Terminale > SES > Regards croisés > Inégalités et justice sociale

INÉGALITÉS ET JUSTICE SOCIALE

Accède gratuitement à cette vidéo pendant 7 jours

Profite de ce cours et de tout le programme de ta classe avec l'essai gratuit de 7 jours !

Démarrer l'essai gratuit

Évolution et cumulativité des inégalités

Permalien

Télécharger la fiche de cours Les téléchargements sont réservés uniquements aux abonnés

Une inégalité est une différence qui se traduit en termes d’avantage ou de désavantage entre différents groupes d’individus au sein d’une société. On souligne principalement deux types d’inégalité économique : les inégalités de revenu ou les inégalités de patrimoine. Les inégalités sociales sont beaucoup plus nombreuses, comme les inégalités d’accès à la santé, au logement ou des discriminations.

 

I. Les grandes évolutions des inégalités au XXe siècle

 

A. Une baisse globale des inégalités au cours du XXe siècle

Durant le plein essor industriel, les inégalités ont augmenté dans un premier temps car cet essor avait davantage favorisé des groupes d’individus qui avaient investi dans le secteur industriel. Néanmoins, avec le développement économique, la tertiarisation de l’économie, la mise en place de politiques redistributives et la mise en place d’un système éducatif qui permet à de plus en plus d’individus d’être scolarisés, les inégalités ont baissé au fur et à mesure du temps. Ainsi, selon l’analyse de Simon Kuznets, l’évolution des inégalités se fait en deux temps : premièrement, essor des inégalités, secondement, vient une tendance baissière.

 

B. Une résurgence des inégalités depuis les années 1980

Dans les économies développées, il y a une résurgence des inégalités depuis les années 1980. L’analyse de Simon Kuznets apparaît donc incomplète. Cette résurgence est observée en utilisant des indicateurs, comme l’indice de Gini. Il s’est dégradé pour les pays de l’OCDE. Cette résurgence est principalement structurelle, c’est-à-dire que le chômage a augmenté, la croissance a baissé et les politiques redistributives ont évolué. La fiscalité est moins pesante sur les plus aisés qui tirent une bonne partie de leurs revenus de leur patrimoine. Des catégories favorisées ont beaucoup plus d’argent ou de patrimoine, certaines catégories stagnent voire régressent. Mécaniquement, cela fait augmenter les inégalités économiques.

 

II. La cumulativité des inégalités

 

A. Une inégalité économique peut entraîner une autre inégalité économique

Par exemple, une inégalité de revenus : je gagne peu d’argent => j’accumule peu ou pas de patrimoine.

 

B. Une inégalité sociale peut entraîner une autre inégalité sociale

Par exemple, un faible diplôme peut conduire au chômage ou à un contrat à durée déterminée.
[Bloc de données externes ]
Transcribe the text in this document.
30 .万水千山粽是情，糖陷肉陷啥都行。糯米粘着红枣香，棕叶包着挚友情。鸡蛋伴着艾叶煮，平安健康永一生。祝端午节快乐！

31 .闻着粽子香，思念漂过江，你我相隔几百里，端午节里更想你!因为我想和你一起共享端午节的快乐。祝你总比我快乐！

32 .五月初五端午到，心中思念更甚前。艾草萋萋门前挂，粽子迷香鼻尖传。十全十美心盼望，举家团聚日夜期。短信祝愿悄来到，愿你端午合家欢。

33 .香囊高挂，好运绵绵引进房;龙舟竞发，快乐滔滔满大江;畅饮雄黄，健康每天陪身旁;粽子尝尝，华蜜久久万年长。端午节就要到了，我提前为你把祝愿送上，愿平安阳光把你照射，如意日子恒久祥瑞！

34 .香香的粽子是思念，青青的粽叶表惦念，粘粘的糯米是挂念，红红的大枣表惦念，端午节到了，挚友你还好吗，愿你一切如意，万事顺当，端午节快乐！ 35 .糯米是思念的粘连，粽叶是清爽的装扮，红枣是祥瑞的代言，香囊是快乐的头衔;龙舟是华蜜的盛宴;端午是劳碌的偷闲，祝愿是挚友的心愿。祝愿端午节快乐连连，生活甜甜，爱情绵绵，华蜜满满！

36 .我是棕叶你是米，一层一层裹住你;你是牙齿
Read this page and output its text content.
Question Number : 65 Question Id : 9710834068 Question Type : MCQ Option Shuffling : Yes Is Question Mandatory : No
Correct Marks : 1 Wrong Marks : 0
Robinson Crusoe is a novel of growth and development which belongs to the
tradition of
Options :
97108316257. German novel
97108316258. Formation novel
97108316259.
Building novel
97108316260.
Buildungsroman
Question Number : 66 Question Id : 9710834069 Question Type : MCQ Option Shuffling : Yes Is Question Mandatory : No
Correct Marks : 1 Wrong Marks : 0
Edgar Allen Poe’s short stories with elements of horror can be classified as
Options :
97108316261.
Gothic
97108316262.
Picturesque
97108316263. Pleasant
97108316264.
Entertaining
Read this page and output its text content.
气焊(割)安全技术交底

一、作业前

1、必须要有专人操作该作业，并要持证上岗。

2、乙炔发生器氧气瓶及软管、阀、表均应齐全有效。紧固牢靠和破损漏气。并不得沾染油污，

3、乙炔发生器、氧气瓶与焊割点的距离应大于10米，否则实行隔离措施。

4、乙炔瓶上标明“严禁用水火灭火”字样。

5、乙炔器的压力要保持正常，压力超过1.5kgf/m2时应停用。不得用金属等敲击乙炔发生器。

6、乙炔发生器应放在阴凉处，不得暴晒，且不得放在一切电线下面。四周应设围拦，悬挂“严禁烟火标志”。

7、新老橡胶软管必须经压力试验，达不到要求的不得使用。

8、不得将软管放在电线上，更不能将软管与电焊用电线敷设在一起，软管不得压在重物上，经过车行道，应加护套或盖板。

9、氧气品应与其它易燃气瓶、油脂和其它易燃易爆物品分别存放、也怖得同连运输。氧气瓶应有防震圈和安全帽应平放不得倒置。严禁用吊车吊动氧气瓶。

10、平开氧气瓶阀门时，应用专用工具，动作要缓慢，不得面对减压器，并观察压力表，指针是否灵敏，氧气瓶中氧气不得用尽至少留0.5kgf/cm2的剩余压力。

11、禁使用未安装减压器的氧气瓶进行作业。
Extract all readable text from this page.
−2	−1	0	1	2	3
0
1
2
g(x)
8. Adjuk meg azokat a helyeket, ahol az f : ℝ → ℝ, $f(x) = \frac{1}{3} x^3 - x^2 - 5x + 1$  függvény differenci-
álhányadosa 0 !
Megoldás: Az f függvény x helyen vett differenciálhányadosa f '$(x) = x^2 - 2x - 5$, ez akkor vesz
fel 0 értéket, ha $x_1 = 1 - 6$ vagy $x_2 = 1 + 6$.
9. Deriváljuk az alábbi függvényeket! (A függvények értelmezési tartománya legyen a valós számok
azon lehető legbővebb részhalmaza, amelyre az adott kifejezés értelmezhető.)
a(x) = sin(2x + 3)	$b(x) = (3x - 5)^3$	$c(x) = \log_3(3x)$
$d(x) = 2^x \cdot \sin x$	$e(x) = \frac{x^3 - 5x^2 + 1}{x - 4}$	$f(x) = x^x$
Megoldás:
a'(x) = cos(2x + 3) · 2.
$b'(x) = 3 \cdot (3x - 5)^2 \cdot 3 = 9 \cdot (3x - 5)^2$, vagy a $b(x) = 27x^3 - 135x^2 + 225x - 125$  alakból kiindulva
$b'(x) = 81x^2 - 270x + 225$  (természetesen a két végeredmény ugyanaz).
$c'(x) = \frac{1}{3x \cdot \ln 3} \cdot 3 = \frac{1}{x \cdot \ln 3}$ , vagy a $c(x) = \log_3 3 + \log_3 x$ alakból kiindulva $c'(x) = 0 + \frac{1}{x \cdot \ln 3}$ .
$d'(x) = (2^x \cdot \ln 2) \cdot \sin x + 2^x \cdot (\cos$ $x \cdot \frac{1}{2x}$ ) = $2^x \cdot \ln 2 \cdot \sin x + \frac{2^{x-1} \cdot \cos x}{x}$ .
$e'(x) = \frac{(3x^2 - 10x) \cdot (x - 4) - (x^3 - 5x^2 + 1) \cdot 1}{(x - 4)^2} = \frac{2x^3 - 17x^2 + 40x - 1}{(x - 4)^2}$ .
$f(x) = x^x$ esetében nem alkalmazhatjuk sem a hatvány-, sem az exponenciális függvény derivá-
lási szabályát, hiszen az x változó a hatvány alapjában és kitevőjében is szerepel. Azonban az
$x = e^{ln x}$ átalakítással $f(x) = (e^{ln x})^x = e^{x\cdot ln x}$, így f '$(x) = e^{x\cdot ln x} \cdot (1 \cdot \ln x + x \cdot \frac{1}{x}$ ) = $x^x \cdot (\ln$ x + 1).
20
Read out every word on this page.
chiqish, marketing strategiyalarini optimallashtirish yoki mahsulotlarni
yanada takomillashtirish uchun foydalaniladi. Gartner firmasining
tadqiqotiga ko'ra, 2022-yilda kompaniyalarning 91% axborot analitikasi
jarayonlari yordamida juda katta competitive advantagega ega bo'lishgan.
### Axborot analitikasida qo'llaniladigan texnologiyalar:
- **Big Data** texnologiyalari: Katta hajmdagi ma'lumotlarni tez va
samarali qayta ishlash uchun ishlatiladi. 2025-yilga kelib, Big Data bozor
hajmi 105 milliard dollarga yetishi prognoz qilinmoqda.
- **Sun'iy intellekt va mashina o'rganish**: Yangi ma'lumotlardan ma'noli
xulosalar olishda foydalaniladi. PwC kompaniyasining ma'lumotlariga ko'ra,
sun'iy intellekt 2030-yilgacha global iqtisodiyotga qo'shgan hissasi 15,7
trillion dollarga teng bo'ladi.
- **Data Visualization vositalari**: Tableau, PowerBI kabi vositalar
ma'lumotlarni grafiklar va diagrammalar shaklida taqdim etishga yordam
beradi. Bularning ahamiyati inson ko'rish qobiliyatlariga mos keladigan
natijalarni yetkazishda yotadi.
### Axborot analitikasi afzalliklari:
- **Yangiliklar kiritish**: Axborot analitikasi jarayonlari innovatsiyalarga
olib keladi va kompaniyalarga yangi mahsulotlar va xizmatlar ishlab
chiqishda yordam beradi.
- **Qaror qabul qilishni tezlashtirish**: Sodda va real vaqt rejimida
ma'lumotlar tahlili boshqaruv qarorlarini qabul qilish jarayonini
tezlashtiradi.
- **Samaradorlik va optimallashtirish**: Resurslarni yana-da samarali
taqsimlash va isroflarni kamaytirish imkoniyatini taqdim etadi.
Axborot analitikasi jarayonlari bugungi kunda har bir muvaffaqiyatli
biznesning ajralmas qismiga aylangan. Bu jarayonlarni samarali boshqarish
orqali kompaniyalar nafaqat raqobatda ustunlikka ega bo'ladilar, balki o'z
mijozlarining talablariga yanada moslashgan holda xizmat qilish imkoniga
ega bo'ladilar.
Cela peut se répercuter sur une opportunité à trouver facilement ou pas un logement. Une inégalité en termes de diplôme peut se traduire ou peut entraîner une inégalité d’accès au logement.

 

C. Une inégalité économique peut entraîner une inégalité sociale

Par exemple, un individu qui a des faibles revenus peut avoir moins accès à la santé car certaines prestations ne sont pas remboursées par la protection sociale.

 

D. Une inégalité sociale peut entraîner une inégalité économique

Ainsi, les discriminations sont des inégalités de traitement. Les femmes gagnent en moyenne, à poste équivalent, moins que les hommes. On traite les femmes d’une autre manière que les hommes, et cela entraîne une inégalité de revenus.

 

E. Le processus cumulatif des inégalités

Des individus cumulent tellement d’inégalités qu’elles se nourrissent entre-elles et qu’elles forment un système d’inégalités

 

 

Prenons par exemple un individu qui est issu d’un milieu social défavorisé. Ces parents lui transmettent peu de capitaux économiques, peu de capital social (réseau, carnet d’adresses) et peu de capital culturel (connaissances). La trajectoire scolaire de cet individu risque donc fort d’être moins prestigieuse qu’un autre individu avec plus de capitaux. Il obtient des diplômes moins prestigieux, peu valorisés. Cela se répercutera sur le marché du travail. Il a un métier peu valorisé, peu rémunéré. Il aura une consommation moindre, plus de difficultés à accéder au logement. Ainsi, cela se transmet de génération en génération.

L’homogamie sociale (avoir comme conjoint une personne issue de son milieu social) est forte en France. On sait que les ouvriers ont comme conjoint des employées. C’est pour cela que des politiques de l’Etat sont nécessaires, des politiques de justice sociale, afin de pallier ces systèmes d’inégalités qui mettent en cause la cohésion sociale.